We think the decree was erroneous for several reasons. It is a case in which the vendor is the actor demanding specific performance of the contract without compensation, although there is an outstanding right to the extent of an undivided half interest in the land in a third person which the court found to be the fact, and which the evidence fully sustains.

Now the contract which was attached to the bill as an exhibit and made a part of the bill of complaint, contemplates the conveyance by the complainant of a good title to the entire interest. At the time the contract was executed the vendor was not in a position to comply with it because of the acknowledged “defects,” so-called, in her title. The vendee McCann did not agree to accept such title as the vendor had, but agreed to buy the land at the price agreed “upon the removal of the present defects” in the vendor’s title. It appears from the evidence in the. case that the vendor had no title .to the lands, that it was held entirely by third persons. That *810it was acquired by persons with whom the defendant was associated in business, but under such circumstances that one of them, the defendant Treadwell, acquired the title to an undivided half interest without any knowledge of the contract alleged to have existed between the complainant and McCann. In this statement we do not mean to suggest that knowledge by Treadwell of the existence of the contract would have destroyed his good' faith in the transaction, because he acquired his interest from persons who independently of Mrs. Ware and McCann held the title to the property and had a right to convey it. This is also true as to the defendant Acline Farms, which acquired the remaining undivided half interest. This was acquired through the agency of Mr. Sandlin and Mr. Dewey, the latter being the president of the Acline Farms, of which McCann was a stockholder, and the former who was also a stockholder and the person who acted for McCann in the transaction with Mrs. Ware. But these facts did not place McCann in a situation which would deny him the favorable consideration of a court of equity to which application is made for the specific performance of the contract. Yet the court by its decree ordered the enforcement of the contract against the vendee without any regard to the vendors entire, not partial, failure of title compelling McCann the vendee to take an undivided half interest held by the corporation, erroneously decreed to be held in trust for the complainant and to pay the full price as agreed. Under ordinary circumstances where the vender has something to give, but less than what he contracted to give, such course is extremely unjust and inequitable. See Pomeroy’s Contracts, Specific Performance (2nd ed.), Sec. 484.

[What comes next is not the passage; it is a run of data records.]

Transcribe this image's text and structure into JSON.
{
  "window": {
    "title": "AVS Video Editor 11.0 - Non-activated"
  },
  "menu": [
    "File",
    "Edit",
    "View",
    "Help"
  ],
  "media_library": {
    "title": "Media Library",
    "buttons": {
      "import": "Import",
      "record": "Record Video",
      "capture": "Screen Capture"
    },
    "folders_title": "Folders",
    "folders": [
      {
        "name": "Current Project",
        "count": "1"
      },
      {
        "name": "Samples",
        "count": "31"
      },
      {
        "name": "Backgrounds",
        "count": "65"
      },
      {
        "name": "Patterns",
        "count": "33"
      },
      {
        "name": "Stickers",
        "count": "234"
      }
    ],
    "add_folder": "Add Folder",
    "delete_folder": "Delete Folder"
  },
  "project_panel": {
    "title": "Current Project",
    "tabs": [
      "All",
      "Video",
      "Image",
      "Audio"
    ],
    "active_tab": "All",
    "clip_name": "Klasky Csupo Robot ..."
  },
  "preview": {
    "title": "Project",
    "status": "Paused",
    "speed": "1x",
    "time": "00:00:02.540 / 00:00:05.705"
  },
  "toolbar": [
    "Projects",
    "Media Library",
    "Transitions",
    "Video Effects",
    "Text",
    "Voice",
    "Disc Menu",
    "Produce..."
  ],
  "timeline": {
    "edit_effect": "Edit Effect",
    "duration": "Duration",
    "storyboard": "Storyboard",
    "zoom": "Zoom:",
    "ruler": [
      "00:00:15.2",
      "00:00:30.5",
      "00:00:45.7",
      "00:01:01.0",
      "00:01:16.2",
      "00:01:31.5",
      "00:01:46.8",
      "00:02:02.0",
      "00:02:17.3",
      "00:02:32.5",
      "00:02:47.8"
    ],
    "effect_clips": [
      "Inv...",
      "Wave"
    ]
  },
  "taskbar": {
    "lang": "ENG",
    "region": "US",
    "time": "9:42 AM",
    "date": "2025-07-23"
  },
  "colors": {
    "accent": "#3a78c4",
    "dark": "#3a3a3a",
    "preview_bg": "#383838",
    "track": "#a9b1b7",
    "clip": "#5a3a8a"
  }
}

*811In the case at bar the purchaser McCann was not only-unwilling to take a partial interest, but denied -that the vendor has any interest or title whatsoever to convey. The chancellor found that the complainant had only an undivided half interest and that was held in trust by the Acline Farms for her benefit. This finding we think was erroneous, being wholly unsupported by the evidence, yet the decree requires McCann to accept that interest, pay the full price agreed to be paid for the entire interest, and to pay interest on that amount at 8% per annum from the date of the contract, when confessedly by all parties the vendor could not have conveyed a good title to any interest whatsoever in the land.

The decree in so far as it orders a specific performance of the contract is erroneous upon its face, it rests upon no equitable ground or consideration, it is unsupported by any evidence. In so far as.it decrees a dismissal of the bill against Treadwell it is correct and is hereby affirmed; in all other respects it is reversed with directions to dismiss the bill.

Browne, C. J., and Taylor, Whitfield and West, J. J., concur.